Fri, November 7, 4:00 to 5:30pm, Warwick Hotel Rittenhouse Square, Floor: 3rd, Spruce Room

Abstract

La Mandragola has been studied by in relation to Machiavelli’s writings on politics. Some see in La Mandragola the virtues of the private and its superiority over the public (Baumgarth 2015; Turner 2016). Others speculate on which characters embody the Machiavellian virtú (Mansfield 2000; Sumberg 1961; Tylus 2000). These studies’ limited focus on The Prince is insufficient in relating La Mandragola to Machiavelli’s overarching republican politics.
This paper argues that Lucrezia emerges as a model of popular sovereignty as she plays the humors of the monarchical and oligarchic elements against each other. Machiavelli constructs an allegory of a libidinal regime through the household of Nicia, where particular humors correspond to particular desires in a Platonic fashion (Saxenhouse 2000). Lucrezia, the seemingly powerless and gullible character, emerges victorious in a game of trickery by feigning being tricked by her male interlocutors .
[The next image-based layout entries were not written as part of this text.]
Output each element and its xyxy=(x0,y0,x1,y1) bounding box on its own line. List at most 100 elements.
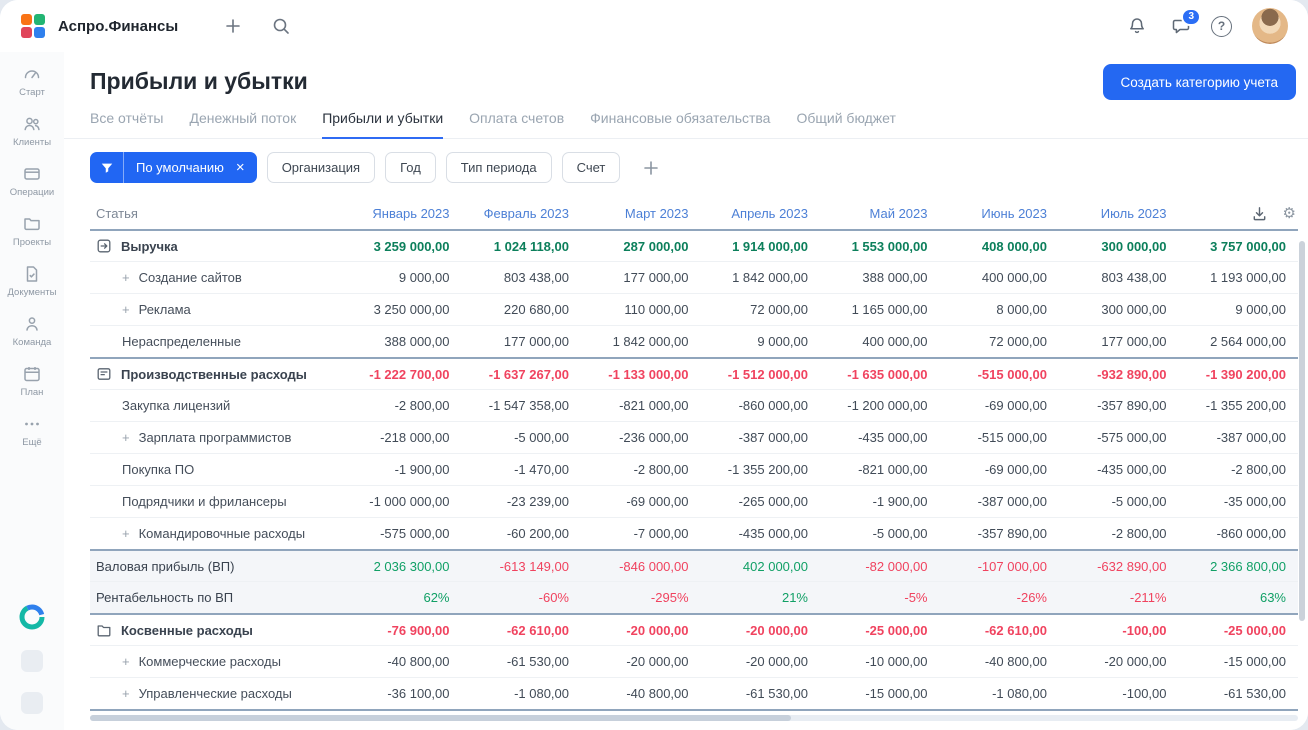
table-row[interactable]: Выручка 3 259 000,00 1 024 118,00 287 000,0… xyxy=(90,229,1298,261)
vertical-scrollbar[interactable] xyxy=(1299,241,1305,621)
cell-value: 9 000,00 xyxy=(757,334,808,349)
cell-value: 9 000,00 xyxy=(1235,302,1286,317)
sidebar-item-documents[interactable]: Документы xyxy=(8,264,56,298)
tab-invoice-payments[interactable]: Оплата счетов xyxy=(469,104,564,138)
filter-close-icon[interactable]: × xyxy=(232,159,257,176)
filter-chip-year[interactable]: Год xyxy=(385,152,436,183)
horizontal-scrollbar-thumb[interactable] xyxy=(90,715,791,721)
cell-value: -236 000,00 xyxy=(619,430,689,445)
cell-value: 2 366 800,00 xyxy=(1210,558,1286,574)
expand-plus-icon[interactable]: + xyxy=(122,430,130,445)
table-row[interactable]: + Создание сайтов 9 000,00 803 438,00 177 00… xyxy=(90,261,1298,293)
cell-value: -575 000,00 xyxy=(380,526,450,541)
chat-icon[interactable]: 3 xyxy=(1171,8,1201,36)
cell-value: -36 100,00 xyxy=(387,686,450,701)
tab-cash-flow[interactable]: Денежный поток xyxy=(189,104,296,138)
table-row[interactable]: Производственные расходы -1 222 700,00 -1 … xyxy=(90,357,1298,389)
cell-value: -387 000,00 xyxy=(1216,430,1286,445)
cell-value: 63% xyxy=(1259,590,1286,605)
search-icon[interactable] xyxy=(268,13,294,39)
table-row[interactable]: Косвенные расходы -76 900,00 -62 610,00 -20… xyxy=(90,613,1298,645)
more-dots-icon xyxy=(22,414,42,434)
table-row[interactable]: Рентабельность по ВП 62% -60% -295% 21% -5% -2… xyxy=(90,581,1298,613)
sidebar-item-more[interactable]: Ещё xyxy=(8,414,57,448)
table-row[interactable]: Закупка лицензий -2 800,00 -1 547 358,00 -8… xyxy=(90,389,1298,421)
cell-value: 2 036 300,00 xyxy=(373,558,450,574)
app-name: Аспро.Финансы xyxy=(58,17,179,35)
sidebar-item-team[interactable]: Команда xyxy=(8,314,57,348)
cell-value: 1 842 000,00 xyxy=(612,334,689,349)
cell-value: -632 890,00 xyxy=(1097,558,1167,574)
sidebar-item-operations[interactable]: Операции xyxy=(8,164,57,198)
team-icon xyxy=(22,314,42,334)
row-name: Командировочные расходы xyxy=(138,526,306,541)
row-label: + Зарплата программистов xyxy=(90,430,342,445)
aspro-cloud-logo-icon[interactable] xyxy=(19,604,45,630)
table-row[interactable]: + Командировочные расходы -575 000,00 -60 2… xyxy=(90,517,1298,549)
tab-general-budget[interactable]: Общий бюджет xyxy=(796,104,895,138)
sidebar-item-plan[interactable]: План xyxy=(8,364,57,398)
app-shortcut-icon-2[interactable] xyxy=(21,692,43,714)
table-row[interactable]: Нераспределенные 388 000,00 177 000,00 1 84… xyxy=(90,325,1298,357)
cell-value: -20 000,00 xyxy=(1104,654,1167,669)
tab-profit-loss[interactable]: Прибыли и убытки xyxy=(322,104,444,139)
bell-icon[interactable] xyxy=(1123,12,1151,40)
default-filter-chip[interactable]: По умолчанию × xyxy=(90,152,257,183)
tab-all-reports[interactable]: Все отчёты xyxy=(90,104,163,138)
gauge-icon xyxy=(22,64,42,84)
sidebar-item-projects[interactable]: Проекты xyxy=(8,214,57,248)
cell-value: -265 000,00 xyxy=(738,494,808,509)
cell-value: 177 000,00 xyxy=(503,334,569,349)
cell-value: 402 000,00 xyxy=(742,558,808,574)
cell-value: 3 250 000,00 xyxy=(373,302,450,317)
horizontal-scrollbar[interactable] xyxy=(90,715,1298,721)
settings-gear-icon[interactable]: ⚙ xyxy=(1283,206,1296,221)
table-row[interactable]: + Управленческие расходы -36 100,00 -1 080,… xyxy=(90,677,1298,709)
expand-plus-icon[interactable]: + xyxy=(122,654,130,669)
tab-financial-obligations[interactable]: Финансовые обязательства xyxy=(590,104,770,138)
table-row[interactable]: + Зарплата программистов -218 000,00 -5 000… xyxy=(90,421,1298,453)
create-category-button[interactable]: Создать категорию учета xyxy=(1102,64,1296,100)
add-icon[interactable] xyxy=(220,13,246,39)
table-row[interactable]: Валовая прибыль (ВП) 2 036 300,00 -613 149… xyxy=(90,549,1298,581)
cell-value: -1 133 000,00 xyxy=(608,366,689,382)
expand-plus-icon[interactable]: + xyxy=(122,270,130,285)
aspro-logo-icon[interactable] xyxy=(20,13,46,39)
filter-chip-account[interactable]: Счет xyxy=(561,152,621,183)
expand-plus-icon[interactable]: + xyxy=(122,526,130,541)
cell-value: -69 000,00 xyxy=(984,462,1047,477)
help-icon[interactable]: ? xyxy=(1211,15,1232,37)
download-icon[interactable] xyxy=(1251,205,1268,222)
table-body: Выручка 3 259 000,00 1 024 118,00 287 000,0… xyxy=(90,229,1298,711)
row-label: Производственные расходы xyxy=(90,366,342,382)
cell-value: -7 000,00 xyxy=(633,526,689,541)
sidebar-item-start[interactable]: Старт xyxy=(8,64,57,98)
avatar[interactable] xyxy=(1252,8,1288,44)
add-filter-icon[interactable] xyxy=(636,158,666,178)
cell-value: 287 000,00 xyxy=(623,238,689,254)
row-label: Валовая прибыль (ВП) xyxy=(90,559,342,574)
cell-value: 388 000,00 xyxy=(384,334,450,349)
app-shortcut-icon-1[interactable] xyxy=(21,650,43,672)
expand-plus-icon[interactable]: + xyxy=(122,302,130,317)
cell-value: -1 355 200,00 xyxy=(727,462,808,477)
row-label: Рентабельность по ВП xyxy=(90,590,342,605)
filter-chip-organization[interactable]: Организация xyxy=(266,152,376,183)
table-row[interactable]: + Реклама 3 250 000,00 220 680,00 110 000,00… xyxy=(90,293,1298,325)
table-row[interactable]: Подрядчики и фрилансеры -1 000 000,00 -23 … xyxy=(90,485,1298,517)
row-label: Нераспределенные xyxy=(90,334,342,349)
cell-value: -20 000,00 xyxy=(745,622,808,638)
cell-value: -20 000,00 xyxy=(626,654,689,669)
sidebar-item-label: Клиенты xyxy=(12,137,52,148)
column-header-article: Статья xyxy=(96,205,138,221)
table-row[interactable]: Покупка ПО -1 900,00 -1 470,00 -2 800,00 -1 … xyxy=(90,453,1298,485)
filter-chip-period-type[interactable]: Тип периода xyxy=(445,152,552,183)
cell-value: 177 000,00 xyxy=(1101,334,1167,349)
cell-value: -20 000,00 xyxy=(626,622,689,638)
cell-value: 300 000,00 xyxy=(1101,238,1167,254)
table-row[interactable]: + Коммерческие расходы -40 800,00 -61 530,0… xyxy=(90,645,1298,677)
sidebar-item-clients[interactable]: Клиенты xyxy=(8,114,57,148)
expand-plus-icon[interactable]: + xyxy=(122,686,130,701)
cell-value: 72 000,00 xyxy=(989,334,1047,349)
cell-value: -515 000,00 xyxy=(977,366,1047,382)
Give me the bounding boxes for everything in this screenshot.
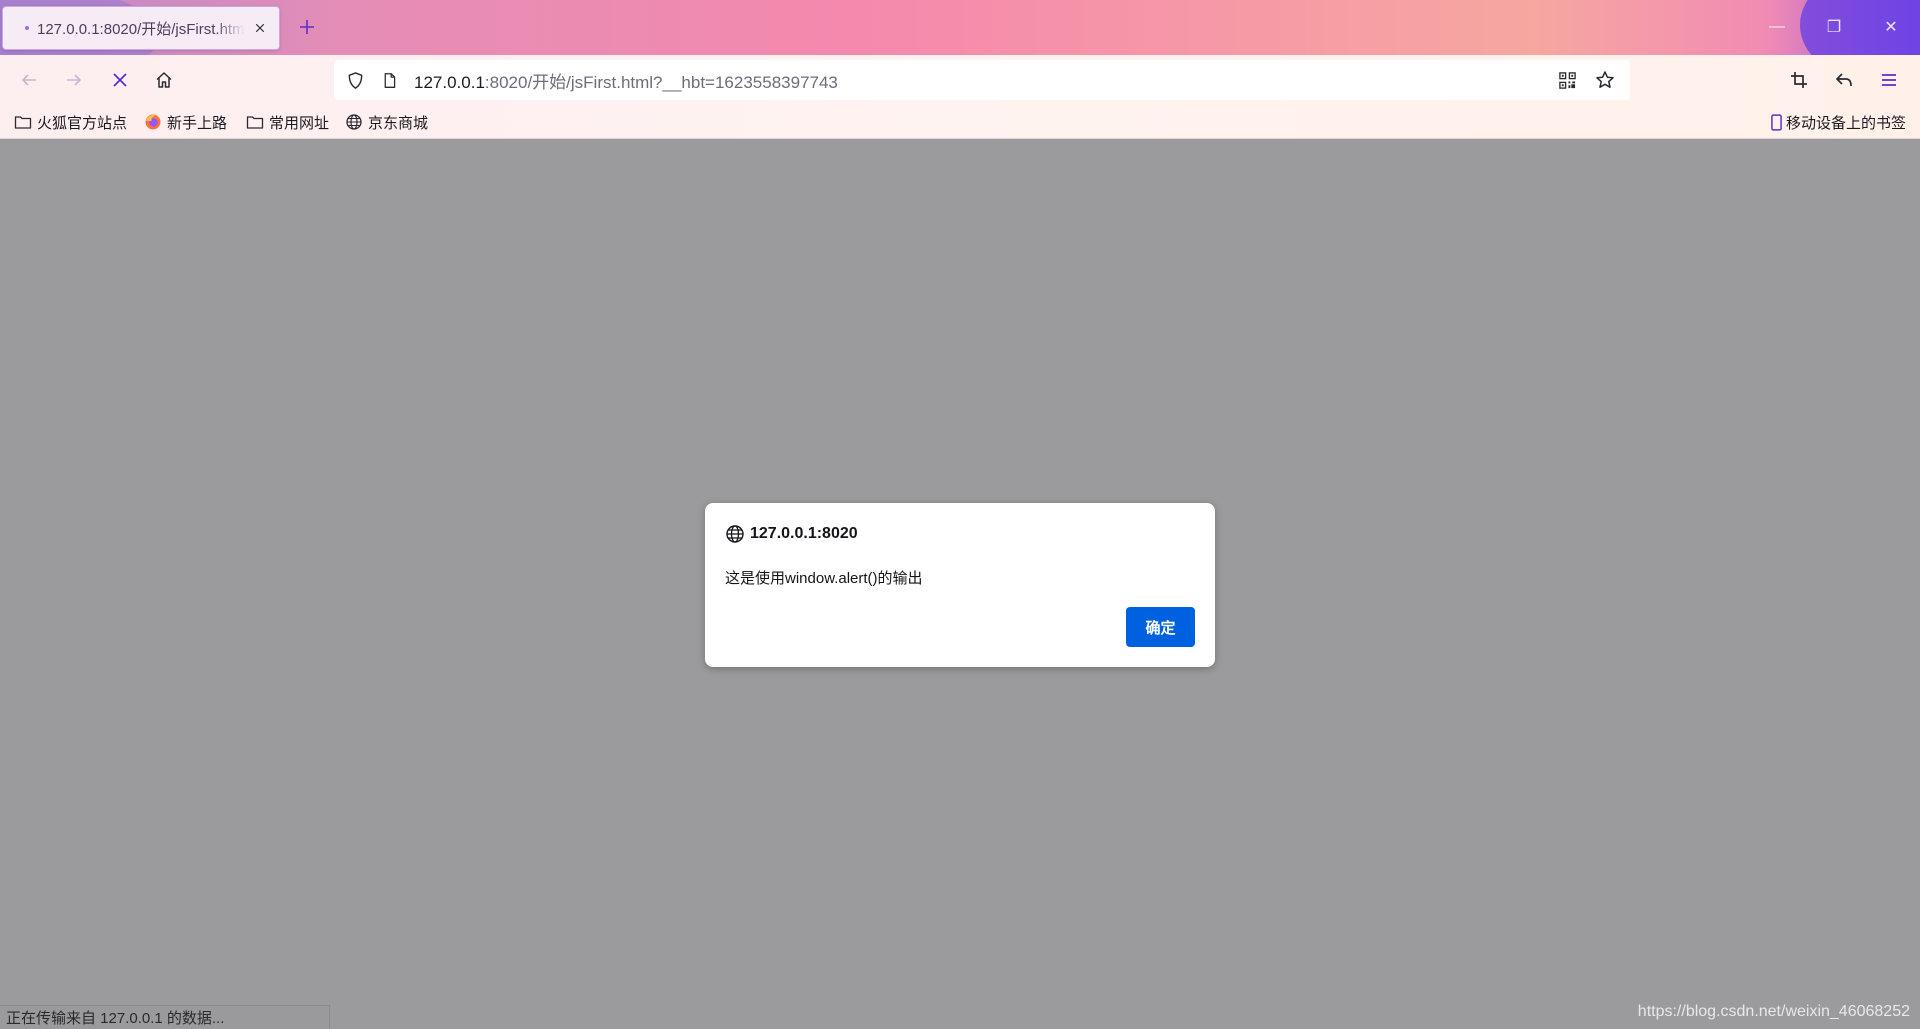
url-text[interactable]: 127.0.0.1:8020/开始/jsFirst.html?__hbt=162… — [414, 68, 1554, 93]
screenshot-icon — [1791, 72, 1807, 88]
menu-icon — [1882, 74, 1896, 86]
restore-button[interactable]: ❐ — [1819, 12, 1849, 42]
tab-title: 127.0.0.1:8020/开始/jsFirst.html — [37, 20, 245, 38]
status-bar: 正在传输来自 127.0.0.1 的数据... — [0, 1005, 330, 1029]
bookmark-item[interactable]: 常用网址 — [246, 111, 329, 133]
new-tab-button[interactable] — [294, 14, 320, 40]
dialog-origin: 127.0.0.1:8020 — [750, 525, 858, 542]
minimize-button[interactable]: — — [1762, 12, 1792, 42]
shield-icon[interactable] — [344, 69, 366, 91]
dialog-message: 这是使用window.alert()的输出 — [725, 570, 923, 587]
navigation-toolbar: 127.0.0.1:8020/开始/jsFirst.html?__hbt=162… — [0, 55, 1920, 105]
ok-button[interactable]: 确定 — [1126, 607, 1195, 647]
mobile-device-icon — [1770, 113, 1784, 131]
firefox-icon — [144, 113, 162, 131]
close-tab-icon[interactable] — [251, 19, 269, 37]
mobile-bookmarks[interactable]: 移动设备上的书签 — [1770, 111, 1906, 133]
home-button[interactable] — [147, 63, 181, 97]
qr-code-icon[interactable] — [1554, 67, 1580, 93]
alert-dialog: 127.0.0.1:8020 这是使用window.alert()的输出 确定 — [705, 503, 1215, 667]
screenshot-button[interactable] — [1782, 63, 1816, 97]
undo-icon — [1836, 73, 1852, 87]
dialog-header: 127.0.0.1:8020 — [725, 524, 858, 544]
bookmark-item[interactable]: 京东商城 — [345, 111, 428, 133]
watermark: https://blog.csdn.net/weixin_46068252 — [1637, 1003, 1910, 1020]
bookmark-label: 火狐官方站点 — [37, 114, 128, 132]
globe-icon — [345, 113, 363, 131]
tab-active[interactable]: 127.0.0.1:8020/开始/jsFirst.html — [2, 6, 280, 50]
bookmark-label: 新手上路 — [167, 114, 228, 132]
stop-button[interactable] — [103, 63, 137, 97]
bookmark-item[interactable]: 新手上路 — [144, 111, 227, 133]
page-icon[interactable] — [378, 69, 400, 91]
folder-icon — [246, 113, 264, 131]
bookmarks-toolbar: 火狐官方站点 新手上路 常用网址 京东商城 移动设备上的书签 — [0, 105, 1920, 139]
plus-icon — [300, 20, 314, 34]
folder-icon — [14, 113, 32, 131]
url-host: 127.0.0.1 — [414, 72, 485, 92]
undo-button[interactable] — [1827, 63, 1861, 97]
bookmark-label: 京东商城 — [368, 114, 429, 132]
tab-strip: 127.0.0.1:8020/开始/jsFirst.html — ❐ ✕ — [0, 0, 1920, 55]
globe-icon — [726, 525, 744, 543]
menu-button[interactable] — [1872, 63, 1906, 97]
back-button[interactable] — [12, 63, 46, 97]
back-icon — [21, 74, 36, 86]
url-path: :8020/开始/jsFirst.html?__hbt=162355839774… — [484, 72, 838, 92]
forward-icon — [67, 74, 82, 86]
forward-button[interactable] — [57, 63, 91, 97]
stop-icon — [113, 73, 127, 87]
url-bar[interactable]: 127.0.0.1:8020/开始/jsFirst.html?__hbt=162… — [334, 60, 1630, 100]
close-window-button[interactable]: ✕ — [1876, 12, 1906, 42]
bookmark-label: 常用网址 — [269, 114, 330, 132]
bookmark-item[interactable]: 火狐官方站点 — [14, 111, 127, 133]
loading-dot-icon — [25, 26, 29, 30]
home-icon — [156, 72, 172, 88]
mobile-bookmarks-label: 移动设备上的书签 — [1785, 114, 1906, 132]
star-icon[interactable] — [1592, 67, 1618, 93]
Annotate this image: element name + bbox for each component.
Presented as “fit to rule a kingdom,” Lucrezia, just like Machiavelli in the preface, seeks “to mask [her] impotence” by relying on her epistemic superiority enabled by her sense of “touch” (P, XVIII; Mulvey 1989). By tricking both her husband and her lover, Lucrezia achieves a household that resembles a republican mixed regime, eschewing domination. The aim thereby is to understand the parallels between fortuna, femininity, and the people in Machiavellian republicanism and to understand the implications for contemporary politics, described as “audience democracy” by scholars like Nadia Urbinati and Jeffrey Green.